Intel chief executive Brian Krzanich is trying to find more customers, outside of his own chip business, for Intel’s factory network, which the company says is the most advanced in the industry. Altera has been the biggest customer of that fledgling effort.
“The acquisition will couple Intel’s leading-edge products and manufacturing process with Altera’s leading field- programmable gate array (FPGA) technology,” Intel said in the statement. “The combination is expected to enable new classes of products that meet customer needs in the data centre and Internet of Things market segments.”
Acquiring Altera may help Intel defend and extend its most profitable business: supplying server chips used in data centres.
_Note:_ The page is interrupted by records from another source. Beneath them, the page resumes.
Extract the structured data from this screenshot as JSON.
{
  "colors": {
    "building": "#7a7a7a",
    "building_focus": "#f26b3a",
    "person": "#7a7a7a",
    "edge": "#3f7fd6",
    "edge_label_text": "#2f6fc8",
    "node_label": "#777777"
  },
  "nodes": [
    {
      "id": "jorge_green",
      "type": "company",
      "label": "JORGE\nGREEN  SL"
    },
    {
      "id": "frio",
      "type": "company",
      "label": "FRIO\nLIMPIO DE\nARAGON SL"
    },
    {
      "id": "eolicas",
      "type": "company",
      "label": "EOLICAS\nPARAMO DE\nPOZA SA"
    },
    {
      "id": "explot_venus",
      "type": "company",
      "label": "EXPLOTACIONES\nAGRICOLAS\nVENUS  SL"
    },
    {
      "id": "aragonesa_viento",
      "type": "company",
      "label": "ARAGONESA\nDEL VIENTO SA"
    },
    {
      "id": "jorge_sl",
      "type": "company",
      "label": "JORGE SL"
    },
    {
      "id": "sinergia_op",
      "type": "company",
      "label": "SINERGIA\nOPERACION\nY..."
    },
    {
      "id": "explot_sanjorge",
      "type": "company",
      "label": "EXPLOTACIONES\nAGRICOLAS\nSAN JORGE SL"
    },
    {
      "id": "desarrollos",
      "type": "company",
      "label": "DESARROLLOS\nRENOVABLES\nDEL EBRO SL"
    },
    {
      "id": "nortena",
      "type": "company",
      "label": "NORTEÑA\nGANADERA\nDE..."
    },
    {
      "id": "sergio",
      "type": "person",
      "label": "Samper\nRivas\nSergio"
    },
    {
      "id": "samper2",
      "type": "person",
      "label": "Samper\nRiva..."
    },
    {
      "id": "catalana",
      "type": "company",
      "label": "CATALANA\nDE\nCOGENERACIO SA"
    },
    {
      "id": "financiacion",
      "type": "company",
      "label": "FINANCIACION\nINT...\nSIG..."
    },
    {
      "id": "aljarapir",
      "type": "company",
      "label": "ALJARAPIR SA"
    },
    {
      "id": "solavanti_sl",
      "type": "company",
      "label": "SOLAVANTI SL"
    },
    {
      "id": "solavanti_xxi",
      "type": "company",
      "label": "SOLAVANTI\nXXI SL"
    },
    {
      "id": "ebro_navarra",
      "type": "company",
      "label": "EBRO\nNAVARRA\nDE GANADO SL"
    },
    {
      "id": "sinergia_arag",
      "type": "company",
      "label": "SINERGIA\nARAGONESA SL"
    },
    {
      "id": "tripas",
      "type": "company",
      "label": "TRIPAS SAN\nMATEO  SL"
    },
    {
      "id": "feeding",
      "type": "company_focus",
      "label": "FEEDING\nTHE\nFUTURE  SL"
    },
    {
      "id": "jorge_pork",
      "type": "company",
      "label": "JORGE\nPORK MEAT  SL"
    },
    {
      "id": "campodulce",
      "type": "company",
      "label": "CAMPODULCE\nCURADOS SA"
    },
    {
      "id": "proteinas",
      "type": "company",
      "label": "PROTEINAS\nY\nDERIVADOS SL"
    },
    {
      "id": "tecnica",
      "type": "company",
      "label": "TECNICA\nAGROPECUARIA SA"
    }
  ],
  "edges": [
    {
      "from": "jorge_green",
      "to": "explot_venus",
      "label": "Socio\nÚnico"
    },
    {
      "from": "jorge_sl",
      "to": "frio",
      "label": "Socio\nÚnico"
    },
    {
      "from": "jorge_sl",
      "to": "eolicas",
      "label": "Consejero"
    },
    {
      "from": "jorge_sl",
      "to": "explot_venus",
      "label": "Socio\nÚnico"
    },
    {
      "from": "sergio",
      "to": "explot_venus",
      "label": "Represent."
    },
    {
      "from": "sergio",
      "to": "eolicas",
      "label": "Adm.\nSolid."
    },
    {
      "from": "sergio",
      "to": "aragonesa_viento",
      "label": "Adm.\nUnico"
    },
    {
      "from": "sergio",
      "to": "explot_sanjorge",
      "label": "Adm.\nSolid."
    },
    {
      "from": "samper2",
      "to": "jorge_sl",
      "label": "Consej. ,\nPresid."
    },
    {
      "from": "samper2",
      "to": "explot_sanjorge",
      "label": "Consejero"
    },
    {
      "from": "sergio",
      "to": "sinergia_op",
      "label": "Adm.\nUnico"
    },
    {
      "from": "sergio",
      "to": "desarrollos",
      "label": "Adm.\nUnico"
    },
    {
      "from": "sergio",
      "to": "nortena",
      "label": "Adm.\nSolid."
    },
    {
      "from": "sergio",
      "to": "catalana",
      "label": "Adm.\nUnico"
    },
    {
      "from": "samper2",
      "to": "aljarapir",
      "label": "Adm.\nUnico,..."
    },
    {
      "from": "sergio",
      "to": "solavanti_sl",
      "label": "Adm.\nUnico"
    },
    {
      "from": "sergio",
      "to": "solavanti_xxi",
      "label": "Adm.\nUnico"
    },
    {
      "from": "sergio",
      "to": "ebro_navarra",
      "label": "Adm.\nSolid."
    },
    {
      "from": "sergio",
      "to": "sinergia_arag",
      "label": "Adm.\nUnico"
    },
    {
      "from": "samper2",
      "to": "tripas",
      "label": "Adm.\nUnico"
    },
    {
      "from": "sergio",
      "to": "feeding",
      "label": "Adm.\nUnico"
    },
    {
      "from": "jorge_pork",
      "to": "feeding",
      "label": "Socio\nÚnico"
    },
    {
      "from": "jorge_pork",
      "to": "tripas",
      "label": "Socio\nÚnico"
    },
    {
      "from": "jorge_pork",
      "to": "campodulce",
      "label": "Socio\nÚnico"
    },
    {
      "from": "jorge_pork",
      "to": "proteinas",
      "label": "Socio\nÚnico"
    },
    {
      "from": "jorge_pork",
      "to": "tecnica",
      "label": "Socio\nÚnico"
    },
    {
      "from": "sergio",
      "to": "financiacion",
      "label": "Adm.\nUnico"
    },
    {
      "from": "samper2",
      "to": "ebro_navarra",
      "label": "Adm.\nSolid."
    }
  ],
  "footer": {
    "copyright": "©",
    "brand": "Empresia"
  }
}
While sales of semiconductors for PCs are declining as more consumers rely on tablets and smartphones to get online, the data centres needed to churn out information and services for those mobile devices are driving orders for higher-end Intel processors and shoring up profitability.
Sales at Intel’s data-centre division rose 19 per cent in the first quarter as Internet companies such as Google and Facebook built out their server operations.
As a part of Intel, Altera will continue to support designs that couple its chips with others designed on ARM Holdings technology. Companies such as Qualcomm are preparing to use that to try to break Intel’s dominance in data-centre chips, where it has more than 98 per cent of the market.
JPMorgan Chase & Co and Rothschild advised Intel on the deal, while Goldman Sachs Group worked for Altera, according to the statement. Gibson, Dunn & Crutcher and Weil, Gotshal & Manges provided legal advice to Intel, and Wilson Sonsini Goodrich & Rosati gave legal counsel to Altera.